South Carolina Teen Accused of Courthouse, Office Arsons
South Carolina authorities said a teenager admitted setting two fires in four days that gutted a historic courthouse and a nearby prosecutor’s office, leaving residents on edge.
Martavious Carter, 17, faces arson charges for the fires in early August. The Lancaster teenager was already in custody when he admitted to setting the blazes, police said.
On August 4, a blaze heavily damaged the town’s historic 180-year-old county courthouse, which had been designed by Washington Monument creator Robert Mills. A second arson gutted the prosecutor’s office in this city of 8,300.
Carter was arrested Sept. 18 and charged with robbing a 70-year-old woman and locking her in her car trunk earlier in the day. He was charged with kidnapping, armed robbery and gun possession charges.

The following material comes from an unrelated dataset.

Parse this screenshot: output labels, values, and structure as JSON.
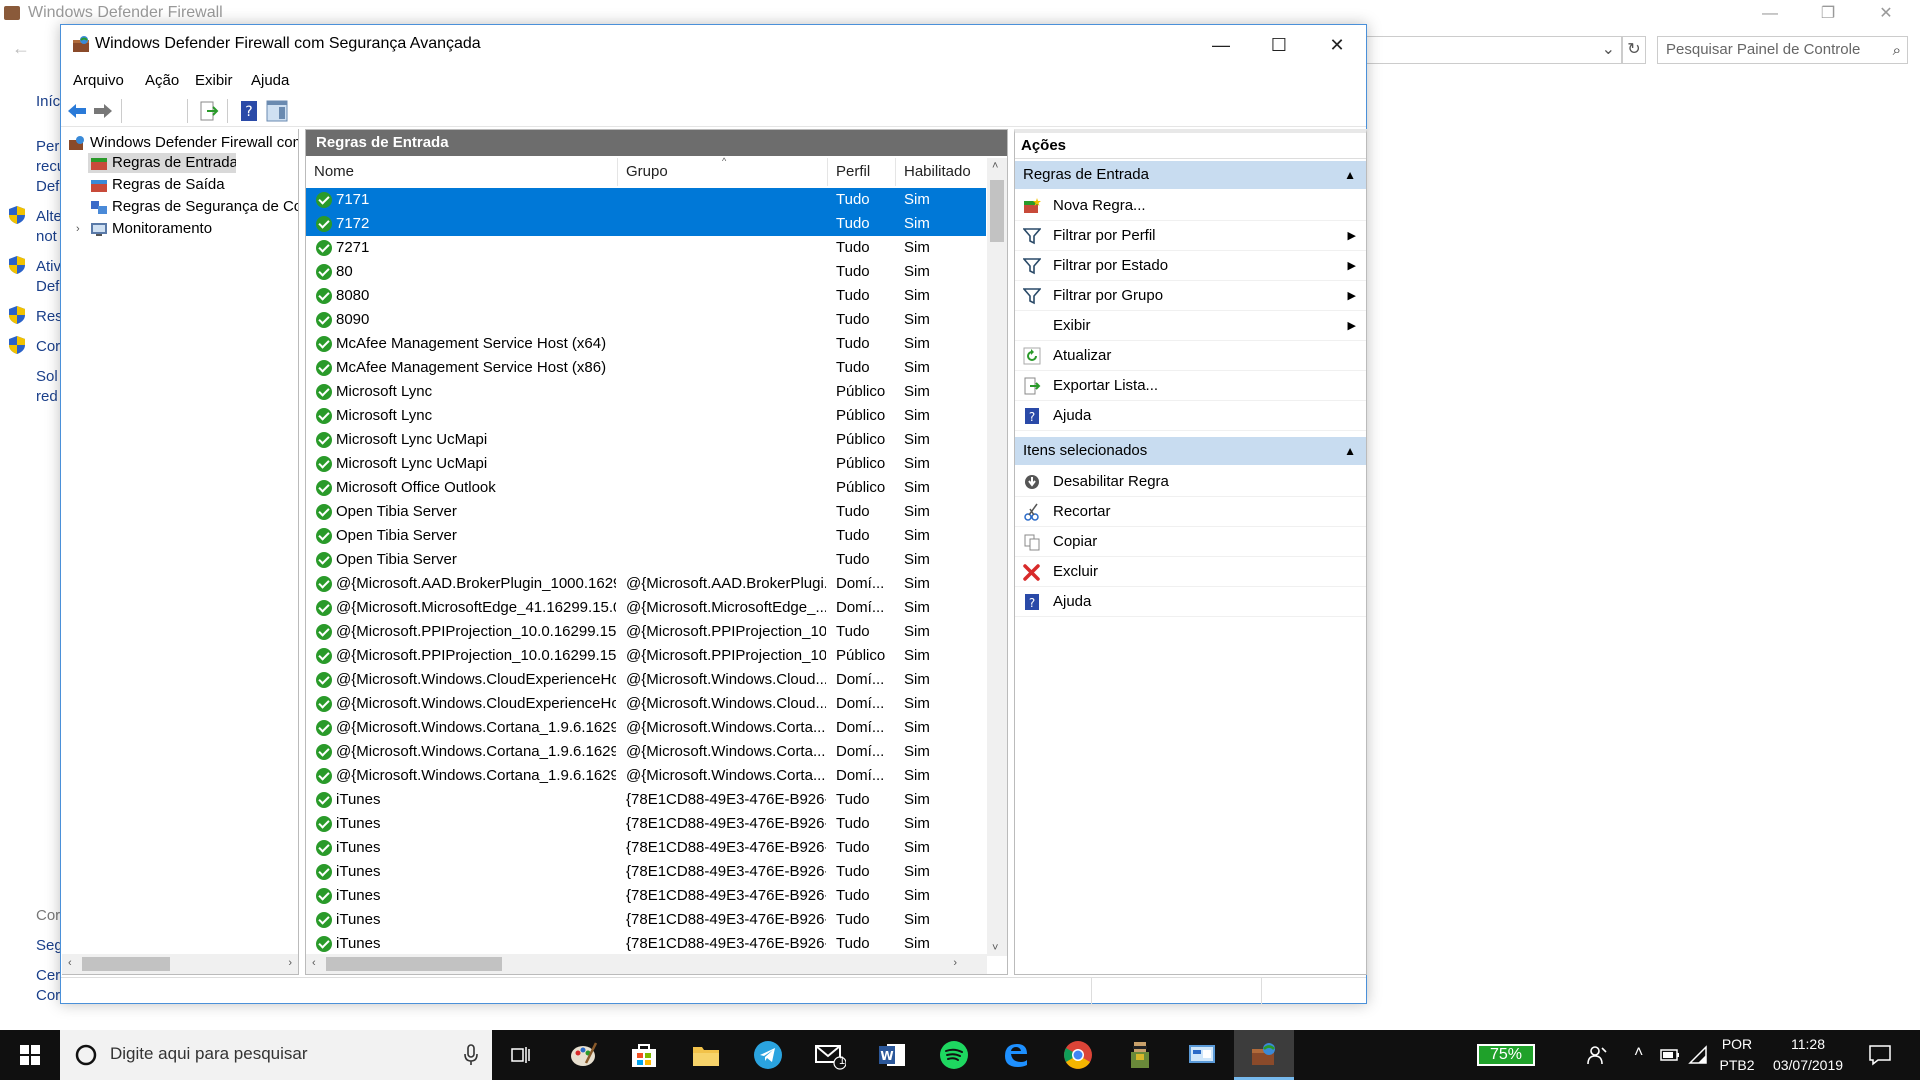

Authorities told media outlets during a news conference he is suspected in a series of robberies and carjackings in Lancaster.
“It’s like a ton of bricks has been lifted off our shoulders,” Lancaster attorney Mandy Powers Norrell told The Herald of Rock Hill. “I live and work in downtown. We had to look over our shoulders for so long. We never had to do that before. It was scary.”
Lancaster is near the North Carolina state line, about 40 miles south of Charlotte, N.C., and 60 miles north of Columbia. It’s the seat of a rural county that is home to less than 65,000 people and where unemployment increased to 12 percent in August.